A SORRY ATTEMPT AT APOLOGY
I listened intently, but never once did I hear President Obama say he was sorry for charging the Cambridge, MA police department acted "stupidly" when an African-American professor at Harvard was arrested for disorderly conduct by white officer, Sgt. James Crowley. And certainly there was no apology to the officer.
Obama is a man of many words. But there seems to be a void in his volcabulary where the word sorry is concerned. That inability underscores what many detracting pundits claim is arrogance. They may be right. To say you are sorry when you are wrong is an act of humility. And the president was wrong on two counts; accusing an officer of acting stupidly even though Obama admitted he did not know all the facts; then defending the professor as being the victim of racial profiling, without using that term directly or knowing the facts.
Crowley was called a racist and a rogue cop by a man the President calls a friend - Professor, Henry Gates, Jr. That charge has been repudiated by Crowley and the other officers at the scene and by several neighbors who witnessed Professor's Gates loud and insulting behavior. Gates appears to suffer the same deficit in his vocabulary as Obama - the words "I'm sorry" are missing.
Sgt.
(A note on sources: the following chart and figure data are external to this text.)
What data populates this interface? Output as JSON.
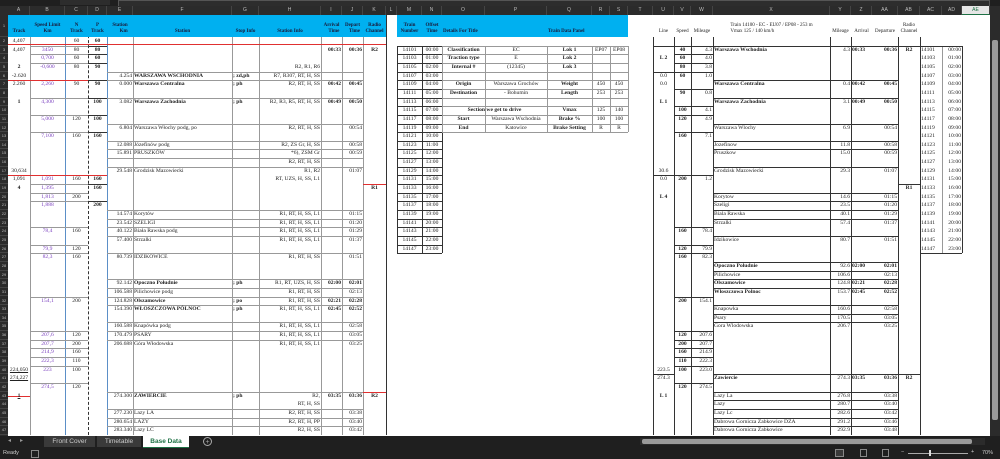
{
  "workbook": {
    "sheet_tabs": [
      {
        "label": "Front Cover",
        "active": false
      },
      {
        "label": "Timetable",
        "active": false
      },
      {
        "label": "Base Data",
        "active": true
      }
    ],
    "add_sheet_icon": "plus-circle-icon",
    "status": "Ready",
    "zoom": "70%",
    "selected_column": "AE",
    "accent_color": "#00b0f0",
    "speed_color": "#7a3fbf",
    "marker_color": "#e03030"
  },
  "columns": [
    "A",
    "B",
    "C",
    "D",
    "E",
    "F",
    "G",
    "H",
    "I",
    "J",
    "K",
    "L",
    "M",
    "N",
    "O",
    "P",
    "Q",
    "R",
    "S",
    "T",
    "U",
    "V",
    "W",
    "X",
    "Y",
    "Z",
    "AA",
    "AB",
    "AC",
    "AD",
    "AE"
  ],
  "grid": {
    "1": {
      "A": "Track",
      "B": "Speed Limit\nKm",
      "C": "N\nTrack",
      "D": "P\nTrack",
      "E": "Station\nKm",
      "F": "Station",
      "G": "Stop Info",
      "H": "Station Info",
      "I": "Arrival\nTime",
      "J": "Depart\nTime",
      "K": "Radio\nChannel",
      "M": "Train\nNumber",
      "N": "Offset\nTime",
      "O": "Details For Title",
      "Q": "Train Data Panel",
      "U": "Line",
      "V": "Speed",
      "W": "Mileage",
      "X": "Train 14100 - EC - EU07 / EP08 - 253 m\nVmax 125 / 140 km/h",
      "Y": "Mileage",
      "Z": "Arrival",
      "AA": "Departure",
      "AB": "Radio\nChannel"
    },
    "2": {
      "A": "4,407",
      "C": "60",
      "D": "60"
    },
    "3": {
      "A": "4,407",
      "B": "3450",
      "C": "80",
      "D": "80",
      "I": "00:33",
      "J": "00:36",
      "K": "R2",
      "M": "14101",
      "N": "00:00",
      "O": "Classification",
      "P": "EC",
      "Q": "Lok 1",
      "R": "EP07",
      "S": "EP08",
      "V": "40",
      "W": "4.3",
      "X": "Warszawa Wschodnia",
      "Y": "4.3",
      "Z": "00:33",
      "AA": "00:36",
      "AB": "R2",
      "AC": "14101",
      "AD": "00:00"
    },
    "4": {
      "B": "0,700",
      "C": "60",
      "D": "60",
      "M": "14103",
      "N": "01:00",
      "O": "Traction type",
      "P": "E",
      "Q": "Lok 2",
      "U": "L 2",
      "V": "60",
      "W": "4.0",
      "AC": "14103",
      "AD": "01:00"
    },
    "5": {
      "A": "2",
      "B": "-0,600",
      "C": "80",
      "D": "90",
      "H": "R2, R1, R6",
      "M": "14105",
      "N": "02:00",
      "O": "Internal #",
      "P": "(12345)",
      "Q": "Lok 3",
      "V": "80",
      "W": "3.8",
      "AC": "14105",
      "AD": "02:00"
    },
    "6": {
      "A": "-2.620",
      "E": "4.254",
      "F": "WARSZAWA WSCHODNIA",
      "G": "; zd,ph",
      "H": "R7, R307, RT, H, SS",
      "M": "14107",
      "N": "03:00",
      "U": "0.0",
      "V": "60",
      "W": "1.0",
      "AC": "14107",
      "AD": "03:00"
    },
    "7": {
      "A": "2.260",
      "B": "2,260",
      "C": "90",
      "D": "90",
      "E": "0.000",
      "F": "Warszawa Centralna",
      "G": "; ph",
      "H": "R2, RT, H, SS",
      "I": "00:42",
      "J": "00:45",
      "M": "14109",
      "N": "04:00",
      "O": "Origin",
      "P": "Warszawa Grochów",
      "Q": "Weight",
      "R": "450",
      "S": "450",
      "U": "0.0",
      "X": "Warszawa  Centralna",
      "Y": "0.4",
      "Z": "00:42",
      "AA": "00:45",
      "AC": "14109",
      "AD": "04:00"
    },
    "8": {
      "M": "14111",
      "N": "05:00",
      "O": "Destination",
      "P": "- Bohumin",
      "Q": "Length",
      "R": "253",
      "S": "253",
      "V": "90",
      "W": "0.8",
      "AC": "14111",
      "AD": "05:00"
    },
    "9": {
      "A": "1",
      "B": "4,300",
      "D": "100",
      "E": "3.082",
      "F": "Warszawa Zachodnia",
      "G": "; ph",
      "H": "R2, R3, R5, RT, H, SS",
      "I": "00:49",
      "J": "00:50",
      "M": "14113",
      "N": "06:00",
      "U": "L 1",
      "X": "Warszawa Zachodnia",
      "Y": "3.1",
      "Z": "00:49",
      "AA": "00:50",
      "AC": "14113",
      "AD": "06:00"
    },
    "10": {
      "M": "14115",
      "N": "07:00",
      "O": "Section we get to drive",
      "Q": "Vmax",
      "R": "125",
      "S": "140",
      "V": "100",
      "W": "4.1",
      "AC": "14115",
      "AD": "07:00"
    },
    "11": {
      "B": "5,000",
      "C": "120",
      "D": "100",
      "M": "14117",
      "N": "08:00",
      "O": "Start",
      "P": "Warszawa Wschodnia",
      "Q": "Brake %",
      "R": "100",
      "S": "100",
      "V": "120",
      "W": "4.9",
      "AC": "14117",
      "AD": "08:00"
    },
    "12": {
      "E": "6.804",
      "F": "Warszawa Włochy podg, po",
      "H": "R2, RT, H, SS",
      "J": "00:54",
      "M": "14119",
      "N": "09:00",
      "O": "End",
      "P": "Katowice",
      "Q": "Brake Setting",
      "R": "R",
      "S": "R",
      "X": "Warszawa Wlochy",
      "Y": "6.9",
      "AA": "00:54",
      "AC": "14119",
      "AD": "09:00"
    },
    "13": {
      "B": "7,100",
      "C": "160",
      "D": "160",
      "M": "14121",
      "N": "10:00",
      "V": "160",
      "W": "7.1",
      "AC": "14121",
      "AD": "10:00"
    },
    "14": {
      "E": "12.088",
      "F": "Józefinów podg",
      "H": "R2, ZS Gr, H, SS",
      "J": "00:58",
      "M": "14123",
      "N": "11:00",
      "X": "Jozefinow",
      "Y": "11.8",
      "AA": "00:58",
      "AC": "14123",
      "AD": "11:00"
    },
    "15": {
      "E": "15.891",
      "F": "PRUSZKÓW",
      "H": "*6), ZSM Gr",
      "J": "00:59",
      "M": "14125",
      "N": "12:00",
      "X": "Pruszkow",
      "Y": "15.0",
      "AA": "00:59",
      "AC": "14125",
      "AD": "12:00"
    },
    "16": {
      "H": "R2, RT, H, SS",
      "M": "14127",
      "N": "13:00",
      "AC": "14127",
      "AD": "13:00"
    },
    "17": {
      "A": "30,634",
      "E": "29.548",
      "F": "Grodzisk Mazowiecki",
      "H": "R1, R2",
      "J": "01:07",
      "M": "14129",
      "N": "14:00",
      "U": "30.6",
      "X": "Grodzisk Mazowiecki",
      "Y": "29.3",
      "AA": "01:07",
      "AC": "14129",
      "AD": "14:00"
    },
    "18": {
      "A": "1,091",
      "B": "1,091",
      "C": "160",
      "D": "160",
      "H": "RT, UZS, H, SS, L1",
      "M": "14131",
      "N": "15:00",
      "U": "0.0",
      "V": "200",
      "W": "1.2",
      "AC": "14131",
      "AD": "15:00"
    },
    "19": {
      "A": "4",
      "B": "1,395",
      "D": "160",
      "K": "R1",
      "M": "14133",
      "N": "16:00",
      "AB": "R1",
      "AC": "14133",
      "AD": "16:00"
    },
    "20": {
      "B": "1,813",
      "C": "200",
      "M": "14135",
      "N": "17:00",
      "U": "L 4",
      "X": "Korytow",
      "Y": "14.6",
      "AA": "01:15",
      "AC": "14135",
      "AD": "17:00"
    },
    "21": {
      "B": "1,888",
      "D": "200",
      "M": "14137",
      "N": "18:00",
      "X": "Szeligi",
      "Y": "23.5",
      "AA": "01:20",
      "AC": "14137",
      "AD": "18:00"
    },
    "22": {
      "E": "14.574",
      "F": "Korytów",
      "H": "R1, RT, H, SS, L1",
      "J": "01:15",
      "M": "14139",
      "N": "19:00",
      "X": "Biala Rawska",
      "Y": "40.1",
      "AA": "01:29",
      "AC": "14139",
      "AD": "19:00"
    },
    "23": {
      "E": "23.542",
      "F": "SZELIGI",
      "H": "R1, RT, H, SS, L1",
      "J": "01:20",
      "M": "14141",
      "N": "20:00",
      "X": "Strzalki",
      "Y": "57.4",
      "AA": "01:37",
      "AC": "14141",
      "AD": "20:00"
    },
    "24": {
      "B": "78,4",
      "C": "160",
      "E": "40.122",
      "F": "Biała Rawska podg",
      "H": "R1, RT, H, SS, L1",
      "J": "01:29",
      "M": "14143",
      "N": "21:00",
      "V": "160",
      "W": "78.4",
      "AC": "14143",
      "AD": "21:00"
    },
    "25": {
      "E": "57.400",
      "F": "Strzalki",
      "H": "R1, RT, H, SS, L1",
      "J": "01:37",
      "M": "14145",
      "N": "22:00",
      "X": "Idzikowice",
      "Y": "80.7",
      "AA": "01:51",
      "AC": "14145",
      "AD": "22:00"
    },
    "26": {
      "B": "79,9",
      "C": "120",
      "M": "14147",
      "N": "23:00",
      "V": "120",
      "W": "79.9",
      "AC": "14147",
      "AD": "23:00"
    },
    "27": {
      "B": "82,3",
      "C": "160",
      "E": "80.739",
      "F": "IDZIKOWICE",
      "H": "R1, RT, H, SS",
      "J": "01:51",
      "V": "160",
      "W": "82.3"
    },
    "28": {
      "X": "Opoczno Poludnie",
      "Y": "92.6",
      "Z": "02:00",
      "AA": "02:01"
    },
    "29": {
      "X": "Pilichowice",
      "Y": "106.6",
      "AA": "02:13"
    },
    "30": {
      "E": "92.142",
      "F": "Opoczno Południe",
      "G": "; ph",
      "H": "R1, RT, UZS, H, SS",
      "I": "02:00",
      "J": "02:01",
      "X": "Olszamowice",
      "Y": "124.8",
      "Z": "02:21",
      "AA": "02:28"
    },
    "31": {
      "E": "106.588",
      "F": "Pilichowice podg",
      "H": "R1, RT, H, SS",
      "J": "02:13",
      "X": "Wloszczowa Polnoc",
      "Y": "153.7",
      "Z": "02:45",
      "AA": "02:52"
    },
    "32": {
      "B": "154,1",
      "C": "200",
      "E": "124.828",
      "F": "Olszamowice",
      "G": "; po",
      "H": "R1, RT, H, SS",
      "I": "02:21",
      "J": "02:28",
      "V": "200",
      "W": "154.1"
    },
    "33": {
      "E": "154.390",
      "F": "WŁOSZCZOWA PÓLNOC",
      "G": "; ph",
      "H": "R1, RT, H, SS, L1",
      "I": "02:45",
      "J": "02:52",
      "X": "Knapowka",
      "Y": "160.6",
      "AA": "02:58"
    },
    "34": {
      "X": "Psary",
      "Y": "170.5",
      "AA": "03:05"
    },
    "35": {
      "E": "160.588",
      "F": "Knapówka podg",
      "H": "R1, RT, H, SS, L1",
      "J": "02:58",
      "X": "Gora Wlodowska",
      "Y": "206.7",
      "AA": "03:25"
    },
    "36": {
      "B": "207,6",
      "C": "120",
      "E": "170.479",
      "F": "PSARY",
      "H": "R1, RT, H, SS, L1",
      "J": "03:05",
      "V": "120",
      "W": "207.6"
    },
    "37": {
      "B": "207,7",
      "C": "200",
      "E": "206.688",
      "F": "Góra Włodowska",
      "H": "R1, RT, H, SS, L1",
      "J": "03:25",
      "V": "200",
      "W": "207.7"
    },
    "38": {
      "B": "214,9",
      "C": "160",
      "V": "160",
      "W": "214.9"
    },
    "39": {
      "B": "222,3",
      "C": "110",
      "V": "110",
      "W": "222.3"
    },
    "40": {
      "A": "224,050",
      "B": "223",
      "C": "100",
      "U": "223.5",
      "V": "100",
      "W": "223.0"
    },
    "41": {
      "A": "274,227",
      "U": "274.3",
      "X": "Zawiercie",
      "Y": "274.3",
      "Z": "03:35",
      "AA": "03:36",
      "AB": "R2"
    },
    "42": {
      "B": "274,5",
      "C": "120",
      "V": "120",
      "W": "274.5"
    },
    "43": {
      "A": "1",
      "E": "274.300",
      "F": "ZAWIERCIE",
      "G": "; ph",
      "H": "R2,",
      "I": "03:35",
      "J": "03:36",
      "K": "R2",
      "U": "L 1",
      "X": "Lazy La",
      "Y": "276.8",
      "AA": "03:38"
    },
    "44": {
      "H": "RT, H, SS",
      "X": "Lazy",
      "Y": "280.7",
      "AA": "03:40"
    },
    "45": {
      "E": "277.230",
      "F": "Lazy LA",
      "H": "R2, RT, H, SS",
      "J": "03:38",
      "X": "Lazy Lc",
      "Y": "282.6",
      "AA": "03:42"
    },
    "46": {
      "E": "280.654",
      "F": "LAZY",
      "H": "R2, RT, H, PP",
      "J": "03:40",
      "X": "Dabrowa Gornicza Zabkowice DZA",
      "Y": "291.2",
      "AA": "03:46"
    },
    "47": {
      "E": "283.340",
      "F": "Lazy LC",
      "H": "R2, H, SS",
      "J": "03:42",
      "X": "Dabrowa Gornicza Zabkowice",
      "Y": "292.9",
      "AA": "03:48"
    }
  }
}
Crowley has taught classes in racial relations and gave mouth-to-mouth resusitation to Reggie Lewis when the NBA star collasped and died in 1993. This does not speak to a man who is racially insensitive.
This unnecessary controversy will continue to simmer and underscore that two highly successful and accomplished men, who have a darker pimented skin than many of their fellow Americans, seem only able to define themselves by their skin color instead of their accomplishments. How sad for them. How sad for America. How defiling of the legacy of Dr. Martin Luther King, who taught all of us by his quiet, perservering courage to define a man not by the color of his skin, but by the content of his character.
Perhaps both Gates and Obama should take time to read some of the wisdom from a man who gave his life to win equal rights not only for black americans, but for women. Which is why I will always revere and cherish the accomplishments of Dr. King. Yes, he was a black man. More importantly, he was an American man.